To illustrate a slightly-hard problem, consider the
squealing, chirping noise that modems make when they
first connect. They are adjusting a digital filter
with hundreds or even thousands of taps, so they can
do echo cancellation. For a high-dimensional problem
like this, factorial analysis (partial or otherwise)
would be a disaster. The only reason the problem is
tractable at all is that the echo process is linear.
Therefore the topography to be searched is relatively
simple, and local optimization works, if you are clever
enough to organize the search properly.

MOST PROBLEMS IN THE REAL WORLD ARE HARD PROBLEMS. Just
because your textbook is full of easy problems (with low
dimensionality and simple topography) doesn't mean those are
typical of the real world.

There !!are!! ways of making incremental improvements to
hard problems. Returning to the example of the computer
program: You might take several lines of code, move them
away from their original location and put a subroutine
declaration header on it, and then call it as a subroutine.
But this is a far cry from randomly changing the spelling!
It is predicated on knowing what's going on, knowing what
the symbols mean.

Partial factorial analysis is certainly not a panacea. It
might help in the sense that it lowers the work-factor from
40^200 to 40^195 -- but who cares? The latter is utterly
intractable, so the fact that it is "better" by a seemingly
large factor (40^5) is academic in the worst sense of the
word. Someday you might be lucky enough to be presented
with a problem that is "just barely intractable" so that
a trick like partial factorial analysis makes a real difference,
but I wouldn't plan on it if I were you.

There's a huge literature on combinatorial optimization and
search -- maybe 50,000 papers -- and maybe another 50,000
papers on pattern recognition, which suffers from many of
the same problems, slightly disguised.

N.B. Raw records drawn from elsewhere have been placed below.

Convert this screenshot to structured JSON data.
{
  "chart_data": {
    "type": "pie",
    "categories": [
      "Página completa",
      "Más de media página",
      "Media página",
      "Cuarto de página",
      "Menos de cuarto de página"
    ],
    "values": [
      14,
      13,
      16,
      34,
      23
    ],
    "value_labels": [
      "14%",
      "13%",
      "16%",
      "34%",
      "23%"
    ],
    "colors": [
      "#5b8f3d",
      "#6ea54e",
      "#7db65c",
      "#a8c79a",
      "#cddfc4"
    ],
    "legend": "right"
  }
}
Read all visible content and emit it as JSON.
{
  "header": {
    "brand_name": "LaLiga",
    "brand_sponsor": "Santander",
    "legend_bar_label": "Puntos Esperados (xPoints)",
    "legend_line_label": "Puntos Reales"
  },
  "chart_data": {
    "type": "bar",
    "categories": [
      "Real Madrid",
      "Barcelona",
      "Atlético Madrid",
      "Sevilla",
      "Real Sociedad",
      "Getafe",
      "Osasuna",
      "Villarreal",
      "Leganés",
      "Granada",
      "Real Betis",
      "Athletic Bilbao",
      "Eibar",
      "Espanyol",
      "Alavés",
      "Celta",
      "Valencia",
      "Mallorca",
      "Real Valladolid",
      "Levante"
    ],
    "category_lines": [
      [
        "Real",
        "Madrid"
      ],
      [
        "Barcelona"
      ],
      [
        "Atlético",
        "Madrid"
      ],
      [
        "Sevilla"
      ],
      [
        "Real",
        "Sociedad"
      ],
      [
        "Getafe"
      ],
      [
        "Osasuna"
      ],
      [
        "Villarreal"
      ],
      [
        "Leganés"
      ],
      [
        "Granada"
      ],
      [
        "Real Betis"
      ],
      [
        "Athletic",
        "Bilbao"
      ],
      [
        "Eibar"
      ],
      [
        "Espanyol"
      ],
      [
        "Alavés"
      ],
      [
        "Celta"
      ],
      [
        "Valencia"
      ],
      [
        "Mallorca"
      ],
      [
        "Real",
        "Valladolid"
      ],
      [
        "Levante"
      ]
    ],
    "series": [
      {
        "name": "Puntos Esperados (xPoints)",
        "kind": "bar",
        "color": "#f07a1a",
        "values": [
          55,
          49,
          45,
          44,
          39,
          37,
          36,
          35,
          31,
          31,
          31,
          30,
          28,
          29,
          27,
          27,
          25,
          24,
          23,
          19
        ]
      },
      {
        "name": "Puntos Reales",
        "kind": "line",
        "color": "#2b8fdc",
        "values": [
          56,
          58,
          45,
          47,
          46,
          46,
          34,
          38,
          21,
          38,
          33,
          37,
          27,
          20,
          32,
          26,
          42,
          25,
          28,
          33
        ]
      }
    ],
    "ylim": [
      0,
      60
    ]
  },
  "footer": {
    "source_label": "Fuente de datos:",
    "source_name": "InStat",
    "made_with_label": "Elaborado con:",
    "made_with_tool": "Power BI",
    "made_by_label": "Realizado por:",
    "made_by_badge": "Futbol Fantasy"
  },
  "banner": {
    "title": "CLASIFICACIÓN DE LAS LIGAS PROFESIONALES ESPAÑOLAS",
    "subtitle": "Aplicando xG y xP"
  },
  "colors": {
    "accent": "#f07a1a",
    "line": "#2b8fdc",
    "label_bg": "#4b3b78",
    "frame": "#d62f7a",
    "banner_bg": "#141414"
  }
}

Obviously few of
these papers have any great value -- otherwise there'd be
no reason to write all the others. Mostly they just
advocate applying such-and-such heuristic to this-or-that
specific task. There's very little discussion of general
principles.

My view of the principles goes like this:
-- At one extreme, if somebody has a complete understanding
of a problem, we have ways of capturing that: just
write a computer progam with if-then-else statements
expressing what is known. This is nice work if you
can get it. (Sometimes you can.)
-- At the other extreme, we can imagine solving the problem
starting with !!no!! understanding, just by enumerating
the possibilities, or otherwise searching the parameter-
space. This is, alas, purely imaginary. It provably
does not exist, except in trivial cases. The simplest
proof involves the Vapnik-Chernovenkis dimensionality,
and provides strict upper and lower (!) bounds on the
error rates resulting from such a search.
++ The future lies in between: what we need are principles
and systematic methods for capturing _partial_ understanding,
and then doing a search guided by this partial understanding.
This is a topic that is ripe for good research -- research
into the principles, as opposed to just adding to the
bestiary of ad-hoc heuristics.

This posting is the position of the writer, not that of Samuel Tilden or
Al Gore.

This posting is the position of the writer, not that of SUNY-BSC, NAU or the AAPT.